Testo dell'articoloIn aggiornamento
La Corte costituzionale ha dichiarato non fondate le questioni sull’art. 55 della legge sulle locazioni (legge n. 392 del 1978). Se, scaduto il termine di grazia, il conduttore non paga anche le spese processuali, il giudice deve convalidare lo sfratto: la norma non viola la Costituzione.
Di cosa si tratta
Nei procedimenti di sfratto per morosità, l’art. 55 della legge n. 392 del 1978 consente al conduttore in difficoltà economica di ottenere un «termine di grazia» per sanare il debito: deve pagare canoni scaduti, oneri accessori, interessi e spese processuali. Il Tribunale di Modena dubitava che fosse giusto convalidare lo sfratto quando il conduttore ha pagato quasi tutto e gli resta da versare solo una piccola somma o le spese legali.
La questione di legittimità costituzionale
Era impugnato l’art. 55 della legge 27 luglio 1978, n. 392, nella parte in cui impone la convalida dello sfratto anche quando residui solo il pagamento delle spese processuali o l’inadempimento appaia sproporzionato. I parametri evocati erano gli artt. 2, 3, secondo comma, e 111 della Costituzione. Le questioni erano state sollevate d’ufficio dal Tribunale ordinario di Modena con due ordinanze.
La decisione della Corte
La Corte ha riunito i giudizi e ha dichiarato non fondate le questioni in riferimento a tutti i parametri evocati. La disciplina dell’art. 55 è stata ritenuta conforme a Costituzione.
Il principio
Il legislatore può differenziare i modi della tutela giurisdizionale per evitare abusi del diritto di difesa da parte del conduttore moroso che prolunghi il godimento del bene. Il termine di grazia richiede l’integrale pagamento, comprese le spese: non spetta al giudice valutare caso per caso la gravità dell’inadempimento residuo.
Domande e risposte
Il giudice può evitare lo sfratto se manca solo il pagamento delle spese legali?
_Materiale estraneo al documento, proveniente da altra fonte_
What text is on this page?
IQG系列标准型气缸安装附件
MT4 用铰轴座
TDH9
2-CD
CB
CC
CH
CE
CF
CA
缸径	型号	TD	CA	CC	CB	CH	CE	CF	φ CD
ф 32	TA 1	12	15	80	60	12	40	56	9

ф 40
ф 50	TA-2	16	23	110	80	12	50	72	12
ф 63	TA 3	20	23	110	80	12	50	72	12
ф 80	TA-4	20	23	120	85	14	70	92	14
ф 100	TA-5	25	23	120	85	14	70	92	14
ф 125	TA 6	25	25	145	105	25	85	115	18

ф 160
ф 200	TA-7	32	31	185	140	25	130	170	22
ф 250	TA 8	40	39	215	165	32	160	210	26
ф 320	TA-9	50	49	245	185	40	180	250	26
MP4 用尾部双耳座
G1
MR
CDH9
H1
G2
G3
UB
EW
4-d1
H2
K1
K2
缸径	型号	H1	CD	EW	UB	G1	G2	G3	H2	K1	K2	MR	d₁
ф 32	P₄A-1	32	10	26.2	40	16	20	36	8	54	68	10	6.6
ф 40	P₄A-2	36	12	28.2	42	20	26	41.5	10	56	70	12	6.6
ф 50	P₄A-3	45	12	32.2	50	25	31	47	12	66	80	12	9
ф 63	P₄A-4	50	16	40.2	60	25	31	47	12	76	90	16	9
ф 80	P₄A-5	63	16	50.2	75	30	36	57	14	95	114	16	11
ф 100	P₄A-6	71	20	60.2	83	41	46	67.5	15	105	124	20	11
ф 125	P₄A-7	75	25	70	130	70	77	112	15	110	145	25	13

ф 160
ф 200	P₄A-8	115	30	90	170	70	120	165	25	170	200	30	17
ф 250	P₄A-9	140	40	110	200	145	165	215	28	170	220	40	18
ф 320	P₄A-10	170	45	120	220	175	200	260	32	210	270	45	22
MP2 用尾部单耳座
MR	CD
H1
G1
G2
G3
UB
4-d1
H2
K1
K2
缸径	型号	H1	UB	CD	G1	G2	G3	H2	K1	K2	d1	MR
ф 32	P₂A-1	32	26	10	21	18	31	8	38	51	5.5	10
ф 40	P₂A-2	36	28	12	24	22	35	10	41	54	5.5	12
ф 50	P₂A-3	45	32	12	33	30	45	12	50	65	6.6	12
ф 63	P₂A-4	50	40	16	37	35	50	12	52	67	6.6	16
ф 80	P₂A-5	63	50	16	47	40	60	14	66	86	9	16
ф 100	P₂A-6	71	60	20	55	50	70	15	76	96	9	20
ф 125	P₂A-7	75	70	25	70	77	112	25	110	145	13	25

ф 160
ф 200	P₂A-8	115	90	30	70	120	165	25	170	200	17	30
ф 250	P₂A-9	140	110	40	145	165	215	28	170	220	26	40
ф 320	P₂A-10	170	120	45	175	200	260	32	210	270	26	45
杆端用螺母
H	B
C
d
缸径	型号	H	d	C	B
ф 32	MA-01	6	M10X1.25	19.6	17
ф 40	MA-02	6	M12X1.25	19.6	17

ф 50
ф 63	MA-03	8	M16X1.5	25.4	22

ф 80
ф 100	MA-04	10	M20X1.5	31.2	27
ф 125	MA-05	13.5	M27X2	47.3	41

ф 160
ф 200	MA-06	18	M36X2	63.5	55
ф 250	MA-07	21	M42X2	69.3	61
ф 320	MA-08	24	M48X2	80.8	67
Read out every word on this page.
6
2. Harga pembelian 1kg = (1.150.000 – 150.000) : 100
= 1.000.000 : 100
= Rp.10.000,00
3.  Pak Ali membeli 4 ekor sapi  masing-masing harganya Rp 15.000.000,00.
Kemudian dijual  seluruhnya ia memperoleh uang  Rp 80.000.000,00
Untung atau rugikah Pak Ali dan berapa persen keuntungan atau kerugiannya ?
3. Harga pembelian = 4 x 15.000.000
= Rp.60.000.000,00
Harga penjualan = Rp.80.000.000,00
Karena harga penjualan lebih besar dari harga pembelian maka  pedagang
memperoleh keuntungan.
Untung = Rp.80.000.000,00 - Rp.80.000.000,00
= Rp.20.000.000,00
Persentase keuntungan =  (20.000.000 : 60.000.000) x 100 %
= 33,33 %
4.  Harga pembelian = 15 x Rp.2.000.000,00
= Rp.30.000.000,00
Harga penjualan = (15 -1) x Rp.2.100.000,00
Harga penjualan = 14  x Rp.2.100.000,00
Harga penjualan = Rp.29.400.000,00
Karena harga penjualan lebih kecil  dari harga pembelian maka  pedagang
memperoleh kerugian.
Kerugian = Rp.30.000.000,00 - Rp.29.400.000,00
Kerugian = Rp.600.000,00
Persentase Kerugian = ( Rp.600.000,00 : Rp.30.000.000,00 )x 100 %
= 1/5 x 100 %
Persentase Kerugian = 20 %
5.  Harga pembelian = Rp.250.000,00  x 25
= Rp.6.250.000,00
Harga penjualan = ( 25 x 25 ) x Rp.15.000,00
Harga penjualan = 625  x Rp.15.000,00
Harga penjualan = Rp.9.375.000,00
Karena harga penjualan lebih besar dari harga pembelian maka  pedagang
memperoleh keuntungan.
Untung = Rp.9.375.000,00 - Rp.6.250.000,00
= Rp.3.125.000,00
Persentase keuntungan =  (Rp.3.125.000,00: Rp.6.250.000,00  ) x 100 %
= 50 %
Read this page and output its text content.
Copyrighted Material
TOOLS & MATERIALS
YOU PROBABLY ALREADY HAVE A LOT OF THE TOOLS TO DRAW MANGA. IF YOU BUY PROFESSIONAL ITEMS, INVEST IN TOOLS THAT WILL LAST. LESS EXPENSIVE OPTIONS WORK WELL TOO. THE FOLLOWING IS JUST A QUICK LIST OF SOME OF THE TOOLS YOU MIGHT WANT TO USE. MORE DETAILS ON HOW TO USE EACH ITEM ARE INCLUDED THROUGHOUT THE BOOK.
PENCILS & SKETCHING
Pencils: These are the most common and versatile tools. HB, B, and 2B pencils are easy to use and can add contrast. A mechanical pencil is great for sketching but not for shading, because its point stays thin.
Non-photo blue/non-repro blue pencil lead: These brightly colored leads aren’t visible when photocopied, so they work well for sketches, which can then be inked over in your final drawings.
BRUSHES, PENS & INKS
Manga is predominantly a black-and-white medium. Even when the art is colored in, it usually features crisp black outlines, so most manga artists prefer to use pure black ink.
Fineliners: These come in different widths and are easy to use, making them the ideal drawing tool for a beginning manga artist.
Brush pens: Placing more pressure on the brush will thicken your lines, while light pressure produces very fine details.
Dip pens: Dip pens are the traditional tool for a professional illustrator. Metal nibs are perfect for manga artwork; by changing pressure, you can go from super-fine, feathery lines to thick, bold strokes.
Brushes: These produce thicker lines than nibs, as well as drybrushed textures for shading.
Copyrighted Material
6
No. Secondo la Corte, scaduto il termine di grazia senza pagamento integrale (spese comprese), il giudice deve convalidare lo sfratto.
Cos’è il termine di grazia nello sfratto per morosità?
È un termine che il giudice concede al conduttore in difficoltà economica per pagare tutto il dovuto ed evitare la risoluzione del contratto.
La buona fede tra le parti poteva salvare il conduttore?
No: la Corte ha chiarito che, di fronte a un inadempimento grave, il principio di buona fede non impedisce al locatore di agire per la risoluzione.
Norme collegate
- Art. 3 della Costituzione — principio di eguaglianza, evocato sotto il profilo della solidarietà sociale.
- Art. 111 della Costituzione — giusto processo, parametro invocato sul piano processuale.
- Art. 2 della Costituzione — doveri di solidarietà, ritenuto non pertinente dalla Corte.